A fellow onetime resident of the home, Walter Francis, joined Patrick in saying “We wish to see the Eighth Amendment retained in the Constitution. If abortion was legal back in the day, we mightn’t be here today.”

A granddaughter of a woman who gave birth in the home in the late 1930s, who is also known to The Irish Catholic but asked simply to be known as Ger, said her grandmother, despite living to see stories about the home dominating national headlines in 2014, “always spoke of the positive experience she had while in the home, and had no bad words to say about the nuns who worked there.

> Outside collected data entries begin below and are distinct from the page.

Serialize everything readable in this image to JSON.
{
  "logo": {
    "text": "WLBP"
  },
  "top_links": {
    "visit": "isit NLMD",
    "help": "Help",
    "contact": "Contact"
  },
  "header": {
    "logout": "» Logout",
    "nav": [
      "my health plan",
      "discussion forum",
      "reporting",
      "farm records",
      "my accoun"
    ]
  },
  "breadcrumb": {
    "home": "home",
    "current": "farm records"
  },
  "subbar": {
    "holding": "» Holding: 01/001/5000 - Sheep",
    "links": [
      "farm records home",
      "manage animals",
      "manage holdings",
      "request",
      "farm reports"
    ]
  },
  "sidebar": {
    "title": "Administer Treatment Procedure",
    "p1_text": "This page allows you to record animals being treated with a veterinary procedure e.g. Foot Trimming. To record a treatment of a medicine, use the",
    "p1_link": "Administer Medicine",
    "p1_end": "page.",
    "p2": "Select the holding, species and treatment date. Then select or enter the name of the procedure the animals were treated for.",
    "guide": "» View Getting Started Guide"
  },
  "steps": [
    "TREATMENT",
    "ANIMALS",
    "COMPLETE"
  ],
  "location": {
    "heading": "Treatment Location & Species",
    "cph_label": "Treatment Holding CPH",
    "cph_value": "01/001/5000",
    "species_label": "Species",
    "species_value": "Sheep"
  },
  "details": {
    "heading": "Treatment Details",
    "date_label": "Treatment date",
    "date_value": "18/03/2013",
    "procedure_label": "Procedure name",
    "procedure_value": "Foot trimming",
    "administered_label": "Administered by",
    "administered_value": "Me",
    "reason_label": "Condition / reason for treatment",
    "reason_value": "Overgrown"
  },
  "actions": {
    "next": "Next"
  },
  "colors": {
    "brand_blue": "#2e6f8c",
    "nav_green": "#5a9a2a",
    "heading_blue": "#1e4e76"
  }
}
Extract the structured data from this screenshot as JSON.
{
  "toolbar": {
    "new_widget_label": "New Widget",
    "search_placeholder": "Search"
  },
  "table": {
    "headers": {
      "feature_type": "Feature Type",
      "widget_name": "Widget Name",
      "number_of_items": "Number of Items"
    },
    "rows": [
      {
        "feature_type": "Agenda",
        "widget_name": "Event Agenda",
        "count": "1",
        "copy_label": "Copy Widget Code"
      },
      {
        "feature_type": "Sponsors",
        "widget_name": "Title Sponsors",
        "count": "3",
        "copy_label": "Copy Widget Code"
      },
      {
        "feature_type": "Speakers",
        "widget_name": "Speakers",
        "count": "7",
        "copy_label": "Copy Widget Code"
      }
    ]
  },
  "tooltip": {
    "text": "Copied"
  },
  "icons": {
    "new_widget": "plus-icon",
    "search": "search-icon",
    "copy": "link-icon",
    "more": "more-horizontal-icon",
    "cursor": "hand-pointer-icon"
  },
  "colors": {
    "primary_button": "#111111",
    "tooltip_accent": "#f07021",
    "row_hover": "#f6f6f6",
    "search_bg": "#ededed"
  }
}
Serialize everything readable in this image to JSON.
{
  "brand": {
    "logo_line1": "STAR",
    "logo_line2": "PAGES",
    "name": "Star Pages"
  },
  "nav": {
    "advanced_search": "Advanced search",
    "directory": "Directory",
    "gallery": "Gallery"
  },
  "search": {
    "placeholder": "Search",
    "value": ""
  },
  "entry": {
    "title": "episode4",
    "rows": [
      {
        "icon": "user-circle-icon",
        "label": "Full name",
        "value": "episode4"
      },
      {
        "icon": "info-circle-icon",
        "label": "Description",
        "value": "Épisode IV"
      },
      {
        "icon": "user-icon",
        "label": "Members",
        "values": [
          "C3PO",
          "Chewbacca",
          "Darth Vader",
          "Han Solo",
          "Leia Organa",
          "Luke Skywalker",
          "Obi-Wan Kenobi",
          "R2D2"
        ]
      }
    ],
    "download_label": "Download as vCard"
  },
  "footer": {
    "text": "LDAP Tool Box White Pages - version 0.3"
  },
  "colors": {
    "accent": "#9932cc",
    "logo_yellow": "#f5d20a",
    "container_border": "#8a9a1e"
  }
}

“It still baffles me how the media can run the pro-abortion narrative alongside the ‘dumped Tuam babies’ narrative without seeing any contradiction,” she said, adding that the Eighth Amendment guarantees protection to the most vulnerable.

Confusion

Similar confusion was expressed by Mary Moriarty, who in October 1975 entered the crypt on the home’s former grounds and who helps people raised in the home trace their relatives. Mrs Moriarty, who has also submitted evidence to the Mother and Baby Homes Commission of Investigation, said: “I cannot understand why this story is being used as a platform by some from which to campaign for the repealing of the Eighth Amendment”.

Declaring herself to be “totally against abortion”, Mrs Moriarty urged adoption as an alternative, saying “there are people crying out for children”.

Citing her own experience, Mrs Moriarty described how her “niece was told one time that her unborn child wouldn’t survive beyond birth and was advised to have an abortion.

“She didn’t take the abortion anyway and that child is 15-years-old now and he’s as cute as a fox!” she told The Irish Catholic.

Cllr Martin Ward, a former Mayor of Tuam and member of the Children’s Home Graveyard Committee who like Mrs Moriarty has given evidence to the commission, took issue with those who have suggested that the Church had been involved in covering up the deaths and burials of children at the home.

“The media have also, most defiantly, been using the Tuam story to push for legalised abortion, something which many members of the committee disagree with,” he said.

“In the past, the State hugely let down ‘illegitimate’ children,” he said, continuing, “let’s not let this happen again – please save the Eighth amendment”.

The Mother and Baby Homes Commission of Investigation is due to report next February.